Buffett v. Soros

From Taleb:

Asked…if returns such as those posted by Berkshire Hathaway Inc. Chief Executive Officer Warren Buffett — who amassed the world’s third-biggest personal fortune through decades of stock picks and takeovers — are the product of luck or talent, Taleb said both played a part. If given a choice between investing with Buffett and billionaire investor George Soros, Taleb also said he would probably pick the latter. “I am not saying Buffett isn’t as good as Soros,” he said. “I am saying that the probability Soros’s returns come from randomness is much smaller because he did almost everything: he bought currencies, he sold currencies, he did arbitrages. He made a lot more decisions. Buffett followed a strategy to buy companies that had a certain earnings profile, and it worked for him. There is a lot more luck involved in this strategy.”

Much wisdom there.

6 thoughts on “Buffett v. Soros

  1. Taleb deserves much respect, for his own body of work, teaching/writing as well as trading, I’d say.
    Today, do not both Buffett and Soros have both clout and motive to make certain moves, perhaps politically as well as with their large positions, to set up markets favorably for themselves?
    Even if such influences are only short-term, does this say anything about their current, as opposed to past, skills?
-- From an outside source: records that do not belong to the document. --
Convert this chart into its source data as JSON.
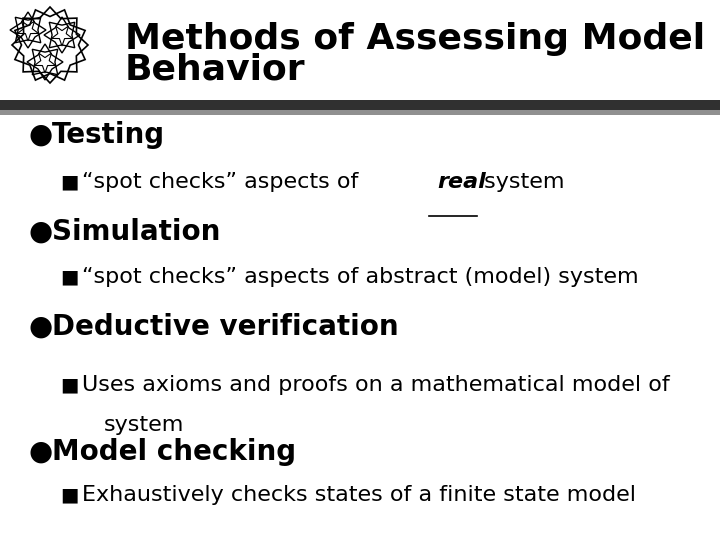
{
  "title_line1": "Methods of Assessing Model",
  "title_line2": "Behavior",
  "title_fontsize": 26,
  "title_color": "#000000",
  "background_color": "#ffffff",
  "bullet1_fontsize": 20,
  "bullet2_fontsize": 16,
  "bullet_items": [
    {
      "level": 1,
      "text": "Testing"
    },
    {
      "level": 2,
      "text_parts": [
        {
          "text": "“spot checks” aspects of ",
          "bold": false,
          "italic": false,
          "underline": false
        },
        {
          "text": "real",
          "bold": true,
          "italic": true,
          "underline": true
        },
        {
          "text": " system",
          "bold": false,
          "italic": false,
          "underline": false
        }
      ]
    },
    {
      "level": 1,
      "text": "Simulation"
    },
    {
      "level": 2,
      "text_parts": [
        {
          "text": "“spot checks” aspects of abstract (model) system",
          "bold": false,
          "italic": false,
          "underline": false
        }
      ]
    },
    {
      "level": 1,
      "text": "Deductive verification"
    },
    {
      "level": 2,
      "text_parts": [
        {
          "text": "Uses axioms and proofs on a mathematical model of\nsystem",
          "bold": false,
          "italic": false,
          "underline": false
        }
      ]
    },
    {
      "level": 1,
      "text": "Model checking"
    },
    {
      "level": 2,
      "text_parts": [
        {
          "text": "Exhaustively checks states of a finite state model",
          "bold": false,
          "italic": false,
          "underline": false
        }
      ]
    }
  ]
}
  2. Several established trend following veterans have made the same point to me over the years. There are far less data points for Buffett compared to a trend following 20 year track record.

  3. Imagine Buffet had not been born in the US but in Japan. Where would “Buffetoki” be today? He would have been buying all those amazing value companies in the 90s and he’d still be down 65%.

  4. Yes, Buffet even admits that he lucked out being born in the United States. He makes the joke that imagine if he was born in some third world country at the time. The only thing he’d been able to allocate would have been bananas at best.

    I still like the idea of fundamentals first to start then laying over the technicals ( ie: IBD/William Oneil)

  5. They both are good at what they do. Buffet can generate alpha because of the amount of cash he brings to the table, a la the Goldman Sachs deal. Not really random, he took advantage of the crisis in the investment banking sector. Soros, having political connections, and ability to see the big picture led to his huge macro gains. At the end of the day, trend following in the equity markets makes its money off the overriding “P/E – earnings growth” meme. If a stock’s earnings don’t grow at a rate acceptable to most analysts, they won’t assign a higher valuation to the company, which leads to the stock appreciating. Trend Following is great because it filters out noise, and saves time, but the underlying fundamentals, or “noise” create the opportunity to follow a trend. You can skin a cat many ways.

  6. @Derrick,

    Trend following in the equity markets also makes its money off the overriding P/E Earnings “deflation” meme. E’s, P’s, and P/E’s do not always grow. The basic idea is to buy equities at low P/E’s and sell at high P/E’s, especially when conditions for increased earnings are also growing. The corrolary is to do the inverse; i.e., short equities at high P/E’s. The problem for both approaches is that low P/E’s can go lower and high P/E’s can go higher.

    Buffett has an advantage that nobody else discovered until years after he had perfected it: Owning the cash flow stream of insurance premiums that he can reinvest.